3 July 2018
During a routine inspection
At this inspection in July 2018, we found the provider had failed to follow their action plan. We identified significant shortfalls in the quality of the care people were receiving and 10 breaches of the Health and Social Care Act 2008 (Regulated Activities) Regulations 2014. We also found two breaches of the Care Quality Commission (Registration) Regulations 2009.
Seahorses nursing home is a ‘care home’. People in care homes receive accommodation and nursing or personal care as single package under one contractual agreement. CQC regulates both the premises and the care provided, and both were looked at during this inspection. Seahorses nursing home accommodates up to eight people in one adapted building. The majority of people in the service were living with Huntington’s disease. At the time of this inspection there were eight people living in the service.
There was a registered manager in post. A registered manager is a person who has registered with the Care Quality Commission to manage the service. Like registered providers, they are ‘registered persons’. Registered persons have legal responsibility for meeting the requirements in the Health and Social Care Act 2008 and associated Regulations about how the service is run.
The provider did not have the financial resources needed to provide and sustain the service to the required standards. They had not informed us about their current financial position which was directly impacting on the care people were receiving.
A system was not in place to ensure there were sufficient numbers of staff on duty to support people and meet their individual care needs. There were not sufficient numbers of skilled, trained and experienced staff to meet people's needs effectively at all times. The provider had reduced staffing levels since the last inspection in April 2017, and this had directly impacted on the care people received placing them at extreme risk of harm.
Governance systems were not operated effectively in order for them to provide an accurate overview of the service. Proper monitoring was not in place to review, identify shortfalls and inform an ongoing plan for improvement. The provider's systems had failed to identify the issues we found during our inspection. Audit and monitoring systems had either not been sustained or were ineffective to ensure that the quality of care was consistently assessed, monitored and improved.
Monitoring systems were not effective to demonstrate accidents and incidents were appropriately analysed to identify hazards, trends or themes, to mitigate the risks of further accidents and incidents.

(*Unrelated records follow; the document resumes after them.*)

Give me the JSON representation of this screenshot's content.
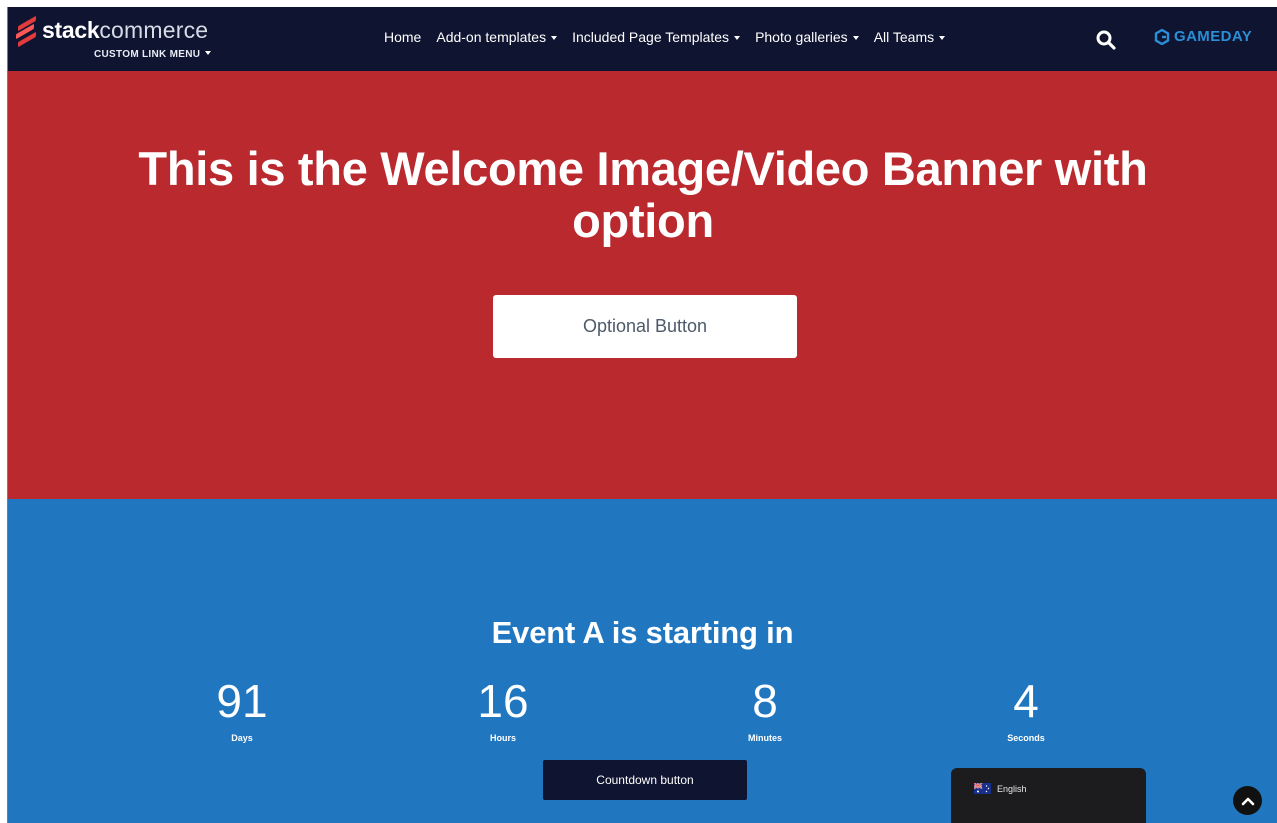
{
  "brand": {
    "name_bold": "stack",
    "name_light": "commerce",
    "sub_menu_label": "CUSTOM LINK MENU"
  },
  "nav": {
    "items": [
      {
        "label": "Home",
        "has_dropdown": false
      },
      {
        "label": "Add-on templates",
        "has_dropdown": true
      },
      {
        "label": "Included Page Templates",
        "has_dropdown": true
      },
      {
        "label": "Photo galleries",
        "has_dropdown": true
      },
      {
        "label": "All Teams",
        "has_dropdown": true
      }
    ],
    "search_icon": "search-icon",
    "partner_logo": "GAMEDAY"
  },
  "hero": {
    "title": "This is the Welcome Image/Video Banner with option",
    "button_label": "Optional Button",
    "background": "#b9292e"
  },
  "countdown": {
    "title": "Event A is starting in",
    "units": [
      {
        "value": "91",
        "label": "Days"
      },
      {
        "value": "16",
        "label": "Hours"
      },
      {
        "value": "8",
        "label": "Minutes"
      },
      {
        "value": "4",
        "label": "Seconds"
      }
    ],
    "button_label": "Countdown button",
    "background": "#2077c0"
  },
  "language": {
    "label": "English",
    "flag_icon": "australia-flag-icon"
  },
  "colors": {
    "nav_bg": "#0f1430",
    "accent_red": "#b9292e",
    "accent_blue": "#2077c0",
    "gameday_blue": "#2a8ed8"
  }
}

Thorough risk assessments were not carried out routinely to identify and mitigate risks in relation to people's care and support needs. Risks affecting people had not been reviewed since April 2018.

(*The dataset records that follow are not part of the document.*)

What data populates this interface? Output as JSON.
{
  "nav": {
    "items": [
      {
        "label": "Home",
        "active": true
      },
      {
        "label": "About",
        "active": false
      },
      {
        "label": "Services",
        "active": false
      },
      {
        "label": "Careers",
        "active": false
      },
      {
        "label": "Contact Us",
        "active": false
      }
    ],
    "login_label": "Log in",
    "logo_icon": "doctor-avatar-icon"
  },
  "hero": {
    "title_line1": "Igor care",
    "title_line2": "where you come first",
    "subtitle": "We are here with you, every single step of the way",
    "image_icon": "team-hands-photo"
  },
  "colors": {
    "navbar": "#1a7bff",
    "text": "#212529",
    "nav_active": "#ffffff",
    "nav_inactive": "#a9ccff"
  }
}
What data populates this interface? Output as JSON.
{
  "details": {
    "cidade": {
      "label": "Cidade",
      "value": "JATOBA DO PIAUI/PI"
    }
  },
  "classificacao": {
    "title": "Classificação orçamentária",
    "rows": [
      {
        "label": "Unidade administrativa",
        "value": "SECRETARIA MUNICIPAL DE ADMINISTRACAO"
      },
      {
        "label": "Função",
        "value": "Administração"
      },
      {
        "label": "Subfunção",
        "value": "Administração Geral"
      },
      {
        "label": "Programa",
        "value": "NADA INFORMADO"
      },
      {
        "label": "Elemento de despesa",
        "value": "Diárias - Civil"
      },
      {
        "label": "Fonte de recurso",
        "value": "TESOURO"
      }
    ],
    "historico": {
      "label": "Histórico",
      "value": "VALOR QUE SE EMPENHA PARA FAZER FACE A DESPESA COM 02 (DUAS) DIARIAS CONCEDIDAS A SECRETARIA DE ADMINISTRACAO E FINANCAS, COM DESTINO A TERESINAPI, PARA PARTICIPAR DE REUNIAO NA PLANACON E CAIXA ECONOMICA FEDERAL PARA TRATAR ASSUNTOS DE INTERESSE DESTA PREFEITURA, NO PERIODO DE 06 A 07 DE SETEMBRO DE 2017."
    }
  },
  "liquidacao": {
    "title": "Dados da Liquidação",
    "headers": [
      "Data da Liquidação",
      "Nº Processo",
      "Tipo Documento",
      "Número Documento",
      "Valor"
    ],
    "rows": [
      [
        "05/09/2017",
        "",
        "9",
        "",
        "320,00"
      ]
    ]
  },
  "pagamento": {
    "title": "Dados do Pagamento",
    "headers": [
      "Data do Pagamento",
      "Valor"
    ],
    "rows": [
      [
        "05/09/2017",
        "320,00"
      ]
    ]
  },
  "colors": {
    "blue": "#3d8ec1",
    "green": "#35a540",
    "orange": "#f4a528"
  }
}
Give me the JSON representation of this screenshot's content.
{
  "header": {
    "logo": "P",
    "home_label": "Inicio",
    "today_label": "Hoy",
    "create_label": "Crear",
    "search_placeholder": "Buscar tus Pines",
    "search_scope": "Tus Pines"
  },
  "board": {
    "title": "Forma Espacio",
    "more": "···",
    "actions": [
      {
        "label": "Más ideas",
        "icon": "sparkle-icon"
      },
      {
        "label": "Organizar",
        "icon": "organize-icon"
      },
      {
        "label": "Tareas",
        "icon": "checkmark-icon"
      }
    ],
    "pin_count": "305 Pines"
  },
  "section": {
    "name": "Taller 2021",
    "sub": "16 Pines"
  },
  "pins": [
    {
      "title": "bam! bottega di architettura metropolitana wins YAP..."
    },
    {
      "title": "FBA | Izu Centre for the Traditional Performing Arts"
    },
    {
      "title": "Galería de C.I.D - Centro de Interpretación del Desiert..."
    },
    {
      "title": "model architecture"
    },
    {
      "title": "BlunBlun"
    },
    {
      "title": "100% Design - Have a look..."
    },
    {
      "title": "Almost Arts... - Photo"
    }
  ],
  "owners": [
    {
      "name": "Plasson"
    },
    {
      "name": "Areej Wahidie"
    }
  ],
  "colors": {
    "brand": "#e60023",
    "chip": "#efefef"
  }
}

The culture within the home did not promote a holistic approach to people's care to ensure their physical, mental and emotional needs were being met. Staff spoke abruptly when interacting with people, and did not provide emotional reassurance when people became distressed.
The service was not following the principles of the Mental Capacity Act 2005. Minimal improvement had been made to ensure the way that people’s care was delivered did not restrict their freedom more than necessary.

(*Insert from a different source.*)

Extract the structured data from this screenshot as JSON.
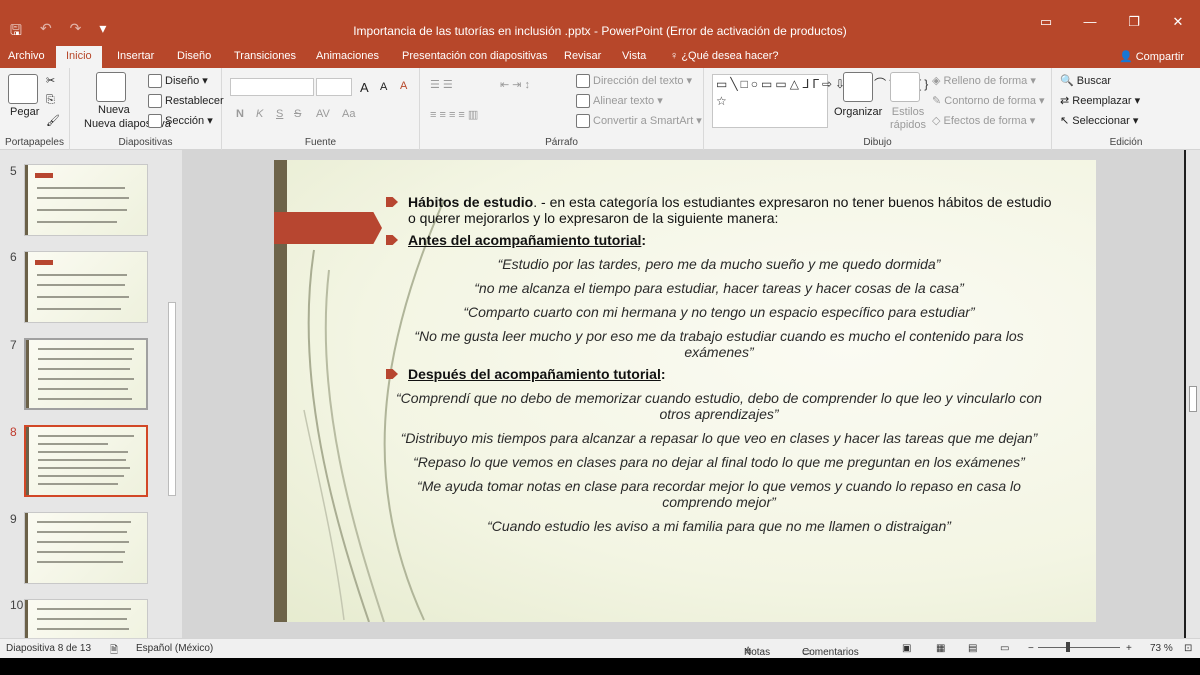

The service did not ensure that safeguarding procedures were followed when there were two significant thefts from people using the service. Systems were not improved to reduce the risk of recurrence.
The provider had not put in place all that was reasonably practicable to maintain the building upkeep, to ensure the premises were safe to use for their intended purpose. The provider had not replaced worn and damaged furniture as required to keep the premises and equipment appropriately maintained.
People were not protected from the risk of infections due to staff not adhering to safe infection control procedures. Many areas of the service were unclean, and equipment such as bed rail coverings and specialist wheelchairs could not be cleaned effectively due to the plastic coverings becoming worn and split.
Systems used to ensure the water system was safe from legionella bacteria were not robust.
People's medicines were not managed or administered safely. People did not always receive their medicines as prescribed. This included prescribed creams.
Care plans for people who had complex health care needs had not been developed to offer guidance to staff on how to maximise people’s health and keep them safe.
People did not receive any social activity or stimulation; staff did not have time to deliver this in addition to their caring duties. The provider had not followed our previous recommendation in order to improve this area of people’s care.
Following the inspection we urgently raised our concerns with the clinical commissioning group and local authority who responded swiftly to meet with the provider and discuss the concerns. People living in the service were subsequently moved to local nursing homes with the support of the local authority and this service is no longer operating.